Before a single missile was fired in the war with Iran, I wrote about a conversation with a fertilizer salesman. He was not trying to sell me anything. If anything, he was doing the opposite. He warned me not to buy.
At current corn prices, he told me plainly, there was no way for most farmers to make fertilizer pencil out this year. This was not because they were inefficient or unwilling to work hard. The math simply did not work.
That was before this latest round of conflict.
Fertilizer was already sitting at multi-year highs, a trend that began during the war in Ukraine and never fully corrected. Prices had come off their peaks, but they never returned to a level that restored real margin for farmers. Going into 2026, inputs were already higher than in the year prior.
Then, in a matter of weeks, fertilizer prices surged again. In many markets, they rose by 30 percent to 40 percent, with some nitrogen inputs jumping by as much as 70 percent since winter. These are not marginal increases. They are structural shocks to the cost of growing food.
Farmers do not set their prices; they take them. When the cost of fertilizer rises this sharply, there are only a few options. They can plant less, switch crops, cut inputs, or absorb losses.
For many farmers, however, it is already too late to adjust. The decisions about acreage were made months ago. Seed is in the ground or ready to go, equipment is financed, and land rents are due. The only path forward is to continue, even if it means taking on another year of losses or borrowing against land and assets just to reach the next harvest.
What happens on the farm does not stay on the farm. Higher fertilizer costs increase the per-acre cost, leading to reduced inputs or financial strain. Reduced inputs lead to lower yields, lower yields tighten supply, and tighter supply raises prices.
This does not show up overnight. Gas prices hit immediately, but food does not. Agriculture moves on seasons, not news cycles, and the decisions being made right now will shape what is available on store shelves 12 to 18 months from now.
Part of what is driving this current spike is disruption to one of the world’s most critical shipping corridors, the Strait of Hormuz. This narrow passage between Iran and Oman connects the Persian Gulf to the open ocean, and a significant portion of the world’s energy and fertilizer inputs pass through it.
Nitrogen fertilizer is closely tied to natural gas, and both the raw materials and finished products rely on global shipping routes such as this one. As tensions escalated, shipping through the strait became unstable. Insurance costs rose, vessels slowed or rerouted, and supply tightened. When a chokepoint such as this is disrupted, the ripple effects are global and immediate.
The United States produces fertilizer, but we are still tied into a global system. When that system strains, the cost shows up here.

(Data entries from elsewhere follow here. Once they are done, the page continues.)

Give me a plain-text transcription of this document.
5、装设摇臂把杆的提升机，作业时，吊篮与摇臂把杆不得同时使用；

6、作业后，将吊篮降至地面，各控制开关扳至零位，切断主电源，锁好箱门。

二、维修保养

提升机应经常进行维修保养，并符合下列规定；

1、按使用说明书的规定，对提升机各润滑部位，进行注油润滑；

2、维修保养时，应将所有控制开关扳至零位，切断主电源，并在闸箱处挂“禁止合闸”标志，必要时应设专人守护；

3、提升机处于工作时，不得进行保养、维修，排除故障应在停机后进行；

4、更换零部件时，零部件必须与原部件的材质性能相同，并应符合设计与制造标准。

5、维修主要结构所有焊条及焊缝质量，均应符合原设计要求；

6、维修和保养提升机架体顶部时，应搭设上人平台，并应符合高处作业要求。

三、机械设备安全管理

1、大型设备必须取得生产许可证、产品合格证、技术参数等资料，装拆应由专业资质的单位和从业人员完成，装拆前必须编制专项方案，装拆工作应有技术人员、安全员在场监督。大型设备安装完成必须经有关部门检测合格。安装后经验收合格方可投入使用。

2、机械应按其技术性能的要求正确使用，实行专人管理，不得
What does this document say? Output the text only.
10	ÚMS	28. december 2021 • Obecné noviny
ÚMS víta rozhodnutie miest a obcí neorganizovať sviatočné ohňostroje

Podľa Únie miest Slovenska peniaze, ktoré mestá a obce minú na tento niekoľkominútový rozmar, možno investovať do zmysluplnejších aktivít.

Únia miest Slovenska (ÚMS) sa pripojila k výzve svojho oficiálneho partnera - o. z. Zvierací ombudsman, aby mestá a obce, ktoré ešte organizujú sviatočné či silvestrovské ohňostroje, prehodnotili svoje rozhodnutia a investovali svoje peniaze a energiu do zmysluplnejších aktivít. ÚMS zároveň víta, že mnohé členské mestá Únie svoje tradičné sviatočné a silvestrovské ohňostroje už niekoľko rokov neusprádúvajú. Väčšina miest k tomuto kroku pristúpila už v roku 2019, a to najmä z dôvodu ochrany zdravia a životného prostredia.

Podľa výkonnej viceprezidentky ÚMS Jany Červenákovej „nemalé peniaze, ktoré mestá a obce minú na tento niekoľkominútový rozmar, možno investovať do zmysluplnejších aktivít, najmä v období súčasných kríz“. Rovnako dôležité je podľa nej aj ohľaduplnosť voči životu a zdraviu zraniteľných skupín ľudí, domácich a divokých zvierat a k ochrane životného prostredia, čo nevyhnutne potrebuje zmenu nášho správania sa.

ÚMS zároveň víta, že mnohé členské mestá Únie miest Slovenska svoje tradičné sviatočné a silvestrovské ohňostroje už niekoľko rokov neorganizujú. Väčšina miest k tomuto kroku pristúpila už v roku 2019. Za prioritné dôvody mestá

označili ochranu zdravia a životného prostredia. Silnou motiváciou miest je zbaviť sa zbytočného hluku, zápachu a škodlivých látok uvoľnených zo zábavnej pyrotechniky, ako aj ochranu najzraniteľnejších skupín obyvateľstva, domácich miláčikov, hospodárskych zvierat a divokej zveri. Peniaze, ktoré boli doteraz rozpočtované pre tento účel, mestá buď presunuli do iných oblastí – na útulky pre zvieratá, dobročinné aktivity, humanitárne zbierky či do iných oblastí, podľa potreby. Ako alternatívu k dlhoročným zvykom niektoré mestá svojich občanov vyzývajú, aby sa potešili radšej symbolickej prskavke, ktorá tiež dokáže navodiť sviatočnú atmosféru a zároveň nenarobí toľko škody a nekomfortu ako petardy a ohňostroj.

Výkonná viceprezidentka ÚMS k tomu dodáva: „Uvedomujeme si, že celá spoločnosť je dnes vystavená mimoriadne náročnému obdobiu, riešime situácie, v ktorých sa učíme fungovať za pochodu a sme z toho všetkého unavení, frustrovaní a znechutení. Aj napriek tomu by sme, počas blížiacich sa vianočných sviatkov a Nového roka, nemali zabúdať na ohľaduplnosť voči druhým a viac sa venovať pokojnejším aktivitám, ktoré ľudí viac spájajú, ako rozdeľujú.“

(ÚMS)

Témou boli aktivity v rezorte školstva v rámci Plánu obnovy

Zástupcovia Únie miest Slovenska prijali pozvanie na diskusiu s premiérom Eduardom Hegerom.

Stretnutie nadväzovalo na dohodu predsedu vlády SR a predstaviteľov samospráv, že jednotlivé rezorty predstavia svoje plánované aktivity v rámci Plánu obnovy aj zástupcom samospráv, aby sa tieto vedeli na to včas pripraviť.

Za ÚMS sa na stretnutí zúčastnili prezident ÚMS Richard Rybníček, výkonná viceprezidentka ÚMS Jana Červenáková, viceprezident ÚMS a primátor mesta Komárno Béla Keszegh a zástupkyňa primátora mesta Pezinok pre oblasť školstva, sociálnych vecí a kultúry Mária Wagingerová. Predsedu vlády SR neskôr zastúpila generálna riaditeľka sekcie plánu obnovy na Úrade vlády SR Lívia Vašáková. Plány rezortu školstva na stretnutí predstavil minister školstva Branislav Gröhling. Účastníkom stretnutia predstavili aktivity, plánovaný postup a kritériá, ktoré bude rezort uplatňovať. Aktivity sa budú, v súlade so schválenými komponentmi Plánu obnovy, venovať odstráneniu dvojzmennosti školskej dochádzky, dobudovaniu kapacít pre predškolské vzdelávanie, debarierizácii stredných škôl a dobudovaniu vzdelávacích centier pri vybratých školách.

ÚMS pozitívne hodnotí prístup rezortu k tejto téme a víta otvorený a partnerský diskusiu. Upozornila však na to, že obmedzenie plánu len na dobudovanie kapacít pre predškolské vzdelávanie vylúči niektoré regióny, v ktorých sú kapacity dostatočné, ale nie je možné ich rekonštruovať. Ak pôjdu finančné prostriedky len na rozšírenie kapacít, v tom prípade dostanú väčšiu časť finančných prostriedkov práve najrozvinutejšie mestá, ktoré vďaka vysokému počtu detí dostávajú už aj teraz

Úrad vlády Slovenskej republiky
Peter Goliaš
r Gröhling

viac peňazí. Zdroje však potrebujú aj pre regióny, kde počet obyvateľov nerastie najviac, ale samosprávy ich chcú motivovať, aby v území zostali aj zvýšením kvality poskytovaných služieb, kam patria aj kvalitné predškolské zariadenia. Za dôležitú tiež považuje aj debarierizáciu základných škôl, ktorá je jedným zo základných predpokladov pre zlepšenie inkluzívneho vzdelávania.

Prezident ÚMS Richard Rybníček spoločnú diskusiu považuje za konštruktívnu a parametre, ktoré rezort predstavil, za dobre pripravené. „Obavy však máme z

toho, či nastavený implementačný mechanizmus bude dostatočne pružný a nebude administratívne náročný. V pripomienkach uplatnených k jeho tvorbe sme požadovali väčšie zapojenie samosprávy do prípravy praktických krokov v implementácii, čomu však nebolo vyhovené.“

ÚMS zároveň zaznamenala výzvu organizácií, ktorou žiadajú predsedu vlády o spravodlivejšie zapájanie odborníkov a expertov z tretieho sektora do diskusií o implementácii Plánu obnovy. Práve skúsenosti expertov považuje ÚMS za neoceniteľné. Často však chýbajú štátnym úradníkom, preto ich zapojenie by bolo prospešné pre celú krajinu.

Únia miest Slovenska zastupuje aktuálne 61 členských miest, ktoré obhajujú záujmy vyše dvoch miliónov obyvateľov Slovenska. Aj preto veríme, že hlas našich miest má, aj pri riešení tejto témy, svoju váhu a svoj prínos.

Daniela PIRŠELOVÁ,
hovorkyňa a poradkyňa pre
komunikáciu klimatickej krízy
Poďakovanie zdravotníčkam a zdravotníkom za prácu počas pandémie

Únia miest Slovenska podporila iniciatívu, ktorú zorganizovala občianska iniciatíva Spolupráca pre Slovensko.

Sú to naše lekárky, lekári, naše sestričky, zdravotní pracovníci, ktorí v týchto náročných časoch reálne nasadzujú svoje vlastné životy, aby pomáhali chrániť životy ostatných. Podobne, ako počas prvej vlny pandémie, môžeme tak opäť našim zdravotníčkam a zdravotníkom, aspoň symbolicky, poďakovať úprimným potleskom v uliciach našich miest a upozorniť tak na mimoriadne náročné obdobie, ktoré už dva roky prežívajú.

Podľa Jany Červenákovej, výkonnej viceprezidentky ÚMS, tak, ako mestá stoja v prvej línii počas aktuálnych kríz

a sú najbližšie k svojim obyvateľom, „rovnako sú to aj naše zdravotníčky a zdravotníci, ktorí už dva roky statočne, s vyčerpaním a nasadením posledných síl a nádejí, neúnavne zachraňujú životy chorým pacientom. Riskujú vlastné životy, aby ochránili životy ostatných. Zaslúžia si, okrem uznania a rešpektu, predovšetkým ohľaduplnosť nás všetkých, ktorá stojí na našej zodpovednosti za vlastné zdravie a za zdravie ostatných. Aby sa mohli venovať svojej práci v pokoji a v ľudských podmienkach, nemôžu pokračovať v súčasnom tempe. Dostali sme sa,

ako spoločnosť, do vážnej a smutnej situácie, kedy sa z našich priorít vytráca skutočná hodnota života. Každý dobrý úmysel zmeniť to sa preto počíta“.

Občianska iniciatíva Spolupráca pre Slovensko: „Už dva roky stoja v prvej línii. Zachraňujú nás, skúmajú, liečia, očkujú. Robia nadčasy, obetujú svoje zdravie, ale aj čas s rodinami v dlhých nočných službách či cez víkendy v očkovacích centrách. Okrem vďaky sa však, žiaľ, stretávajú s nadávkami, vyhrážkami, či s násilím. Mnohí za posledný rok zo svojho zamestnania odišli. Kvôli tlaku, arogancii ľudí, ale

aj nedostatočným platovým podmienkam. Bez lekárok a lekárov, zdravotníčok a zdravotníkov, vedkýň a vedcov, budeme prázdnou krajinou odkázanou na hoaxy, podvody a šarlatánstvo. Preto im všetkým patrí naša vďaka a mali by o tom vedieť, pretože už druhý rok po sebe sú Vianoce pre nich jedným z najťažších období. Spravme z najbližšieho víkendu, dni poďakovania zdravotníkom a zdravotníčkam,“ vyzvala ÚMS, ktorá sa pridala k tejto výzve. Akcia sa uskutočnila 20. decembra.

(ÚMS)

All of this is happening at a time when we are already losing farms. Margins were already thin, and many producers were already working off-farm jobs to stay afloat. Ranchers have been selling off herds, not because they want to, but because they have to. On the other side, families are already stretched and have been feeling rising food costs for years, even before this next wave has fully arrived.
What we are seeing now is not the crisis itself but the beginning of it. It will not arrive all at once. It will build quietly, acre by acre and decision by decision. A farmer applies less fertilizer, another takes on more debt, and another sells part of the herd to stay solvent.
Months later, the consequences begin to surface in smaller harvests, tighter supplies, higher prices, and fewer producers left standing. Agriculture does not collapse in a single moment. It erodes, and then suddenly, it does not.
We cannot control global conflict or shipping lanes halfway across the world, but we can control how dependent we are on them.
For decades, modern agriculture has moved toward inputs that come from far away. Liquid nitrogen, pelletized urea, and phosphorus are mined, processed, and shipped across oceans. These systems require constant purchasing and constant exposure to global volatility. That model works when everything is stable, but it becomes fragile when it is not.
There is another way, and it is not new. It looks like building fertility on the farm instead of buying it in a bag. It looks like compost instead of chemical dependence, cover crops feeding the soil instead of leaving it bare, and the integration of animals back onto the land to cycle nutrients naturally.
It may look slower and less efficient on paper, but it is far more resilient. When fertility is built into the soil instead of purchased on the market, a farmer is less exposed to global shocks. When animals are part of the system, nutrients cycle locally. When soil is alive, it holds water, withstands stress, and produces more consistently over time.
These are not outdated ideas. They are foundational ones, and in a moment such as this, they are practical.
We need to rethink what it means to be secure, not just as individual farms but as a food system. Right now, we are deeply dependent on systems that we do not control, on shipping routes that we cannot protect, and on inputs that we cannot produce locally at scale. That is not resilience; it is exposure.
We see the farms closing, the herds being sold, and the pressure building.
The question is not whether we will feel this, but how prepared we will be when we do. The path forward is not complicated, but it does require a shift back to basics, back to soil, and back to systems that can stand on their own.
Because when inputs stop flowing easily, the farms that survive will not be the most efficient. They will be the most resilient.